ORGANISASI PERGERAKAN ZAMAN JEPANG

Rinta Yuliana Mandasari/ SI IV/B

Selama masa pendudukan Jepang, bangsa Indonesia dilarang membentuk organisasi sendiri. Akan tetapi, Jepang sendiri membentuk organisasi-organisasi bagi rakyat Indonesia  dengan maksud dipersiapkan untuk membantu Jepang. Organisasi-organisasi ini pada akhirnya berbalik melawan Jepang.
Pada akhir bulan maret 1942 hubungan kerjasama antara nasionalis Indonesia dengan pihak Jepang di tuangkan dalam bentuk institusional. Dibentuk perhimpunan dengan nama gerakan Tiga A. namanya dijabarkan dari semboyan propaganda jepang pada waktu itu : “Nippon cahaya Asia, Nippon pelindung Asia, Nippon pemimpin Asia. [1]  Bagian propoganda (Sendenbu)  sebagai sponsor  gerakan itu telah mengangkat tokoh Parindra – Jawa Barat, Mr. Samsuddin sebagai ketuanya, yang kemudian dia  mencoba mempropogandakan Gerakan Tiga A keseluruh Jawa. Kemudian secara bertahap gerakan yang diciptakan oleh Jepang itu mulai bulan Mei 1942 diperkenalkan kepada masyarakat melaluin mass-media. Gerakan Tiga A hanya berumur beberapa bulan saja. Pemerintah pendudukan Jepang menganggap bahwa Gerakan Tiga A tidak begitu efektif di dalam usahanya untuk mengerahkan bangsa Indonesia. Karena itu pada bulan Desember 1942 telah direncanakan untuk membentuk organisasi baru. Organisasi baru itu dipimpin oleh tokoh-tokoh Pergerakan Nasional yang lebih dikenal di kalangan rakyat. Demikianlah Ir. Sukarno, Drs. Moh.
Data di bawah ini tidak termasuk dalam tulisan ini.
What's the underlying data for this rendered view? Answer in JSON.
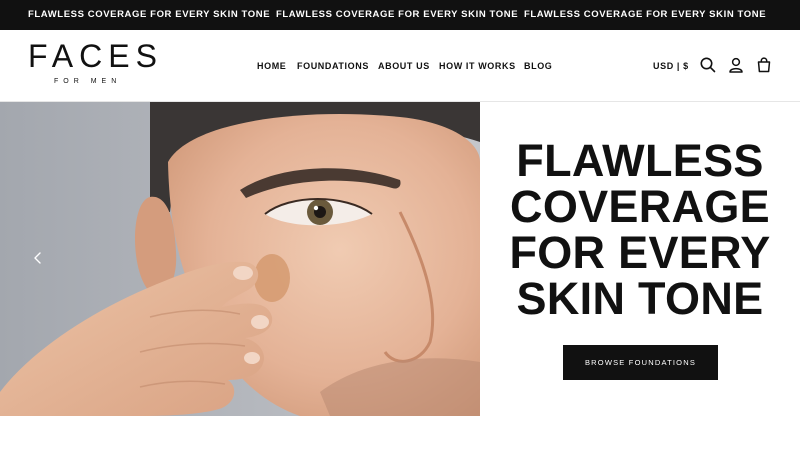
{
  "announcement": {
    "messages": [
      "FLAWLESS COVERAGE FOR EVERY SKIN TONE",
      "FLAWLESS COVERAGE FOR EVERY SKIN TONE",
      "FLAWLESS COVERAGE FOR EVERY SKIN TONE"
    ]
  },
  "header": {
    "logo": {
      "main": "FACES",
      "sub": "FOR MEN"
    },
    "nav": [
      {
        "label": "HOME"
      },
      {
        "label": "FOUNDATIONS"
      },
      {
        "label": "ABOUT US"
      },
      {
        "label": "HOW IT WORKS"
      },
      {
        "label": "BLOG"
      }
    ],
    "currency": "USD | $",
    "icons": [
      "search-icon",
      "account-icon",
      "cart-icon"
    ]
  },
  "hero": {
    "headline_lines": [
      "FLAWLESS",
      "COVERAGE",
      "FOR EVERY",
      "SKIN TONE"
    ],
    "cta_label": "BROWSE FOUNDATIONS",
    "prev_icon": "chevron-left-icon"
  },
  "colors": {
    "announcement_bg": "#111111",
    "announcement_text": "#ffffff",
    "cta_bg": "#111111",
    "cta_text": "#ffffff",
    "text": "#111111"
  }
}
Hatta, Ki Hadjar Dewantara, dan K. H. Mansur ditampilkan sebagai pemimpin-pemimpin dengan sebutan Empat Serangkai.
Pemerintah Jepang ingin menggunakan tokoh-tokoh  Pergerakan Nasional Indonesia itu yang diharapkan dapat menggerakan massa untuk usaha perang mereka serta membangkitkan perasaan anti-Barat dan anti-bangsa kulit putih. Sentimen rasial sangat ditonjolkan dalam propaganda Jepang. Terutama Ir. Sukarno, seorang tokoh nasionalis lulusan Sekolah Tinggi Tehnik di Bandung, yang telah dikenal namanya sejak jaman Hindia Belanda dan sangat mahir berpidato, amat diharapkan kerjasamanya oleh Jepang.
Pada bulan Desember 1942, dibentuk satu panitia persiapan pembentukan suatu organisasi rakyat Indonesia yang dipimpin oleh Ir. Sukarno pada tanggal 1 Maret 1942 ia mengumumkan lahirnya  gerakan baru yang bernama Poesat Tenaga Rakyat  yang disingkat Poetera. Tujuan daripada Poetera ini menurut Ir. Sukarno adalah untuk membangun dan menghidupkan segala apa yang dirobohkan oleh imperialisme Belanda. [2] Peranan Sukarno dalam membentuk Poetera  ini menentukan, sekalipun dalam banyak hal ruang geraknya dibatasi oleh Jepang.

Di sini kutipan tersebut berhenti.